Сняв трубку, он выслушал рассказ Марти Голдена о решении отправить «Только ради денег» на Венецианский фестиваль и его поздравления.

— Спасибо, Марти, — ответил Клайнсингер. — Для меня это большая честь. Правда. Спасибо, что позвонил.

Он повесил трубку. Джим снова вытащил телефонную вилку из розетки и унес телефон. Клайнсингер подождал, пока за ним закроется дверь, и снова взял яичко. Он раскрыл его, взглянул на лежащую внутри таблетку цианистого калия, потом крепко закрыл яичко и положил обратно в гнездо.

* * *

Для Фредди Гринделла в Риме эта новость имела совершенно противоположный смысл: это была не отсрочка приговора, а увеличение срока наказания. Он уже написал письмо, положил его в конверт и запечатал. Но не отправил. И копия письма была постоянно при нем. Он вытаскивал и разглядывал ее, потом клал обратно во внутренний карман пиджака, но через десять минут опять вытаскивал, разворачивал и читал. И так продолжалось уже два дня.

Он сидел за письменным столом и разглядывал ее, когда вошел секретарь и передал ему телеграмму. Он отложил письмо и пробежал телеграмму глазами, а потом смял се. Он уже размахнулся, собравшись забросить скомканную телеграмму в корзину для бумаг, но передумал, положил се на стол и расправил.

И опять перечитал написанное:


«Селестиэл пикчерз»

Рим, Италия 14 июля 1959 года М-р Мартин Б. Голден Исполнительный директор «Селестиэл пикчерз»

Голливуд. Калифорния, США.

Уважаемый мистер Голден!

В течение семнадцати лет я верой и правдой работал на «Селестиэл пикчерз». Срок моей службы не позволяет мне требовать для себя каких-либо привилегий, однако, на мой взгляд, дает мне право изложить причины моей отставки.

Во время недавнего приезда вашего сына Мартина Б. Голдена-I младшего, имевшего целью ознакомиться с работой европейского отделения студии «Селсстиэл пикчерз», мне пришлось сопровождать его в Риме. Я был счастлив оказать ему все необходимые услуги.

Его интерес к нашей деятельности, к кинематографу в целом, показался мне, если говорить совершенно откровенно, явно недостаточным. Его компетентность в этом бизнесе показалась мне еще более незначительной. Ну да что там! Как сын президента компании и держателя контрольного пакета акций, он может себе позволить оставаться на голодном пайке (прошу прощения за невольный каламбур).

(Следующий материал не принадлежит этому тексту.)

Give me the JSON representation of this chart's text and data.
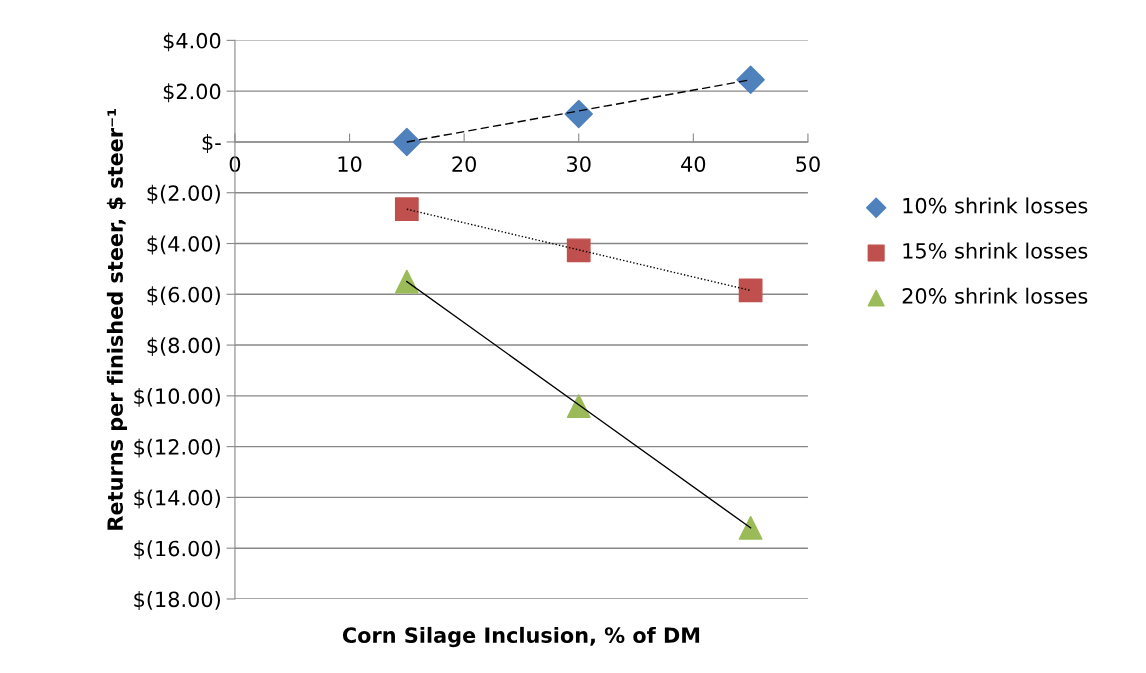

Вместе с тем ничто не позволяет ему требовать от меня, чтобы я поставлял ему девочек, чтобы я играл роль сутенера при нем, чтобы я снабжал его марихуаной. И ему не может быть позволено сердиться на меня за то, что я отказался выполнять подобные поручения и оказывать ему эти сомнительные знаки внимания. Менее всего, полагаю, ему позволительно отзываться обо мне в разговорах с моими коллегами здесь в Риме, а также в Париже и Лондоне, используя выражения типа «жуликоватый педрила» и «говноед вонючий». Вам следует напомнить ему, что располагая таким богатством, он подвергает себя серьезному риску; Я мог бы подать на него иск о возмещении мне морального ущерба на сумму в полмиллион а долларов в каждой из трех стран и, возможно, получить внушительную компенсацию во всех трех.

Однако мое нежелание связываться с судейскими крючкотворами и мое чувство долга перед кинокомпанией не позволяют мне предпринять подобные действия. Но я возмущен и оскорблен. Настоящим прошу меня уволить.

Искренне ваш, Фредерик Р. Гринделл».


Он взял письмо и копию, порвал их в клочья и выбросил в корзину для бумаг. Потом поджег обрывки бумаги спичкой и смотрел, как они горят.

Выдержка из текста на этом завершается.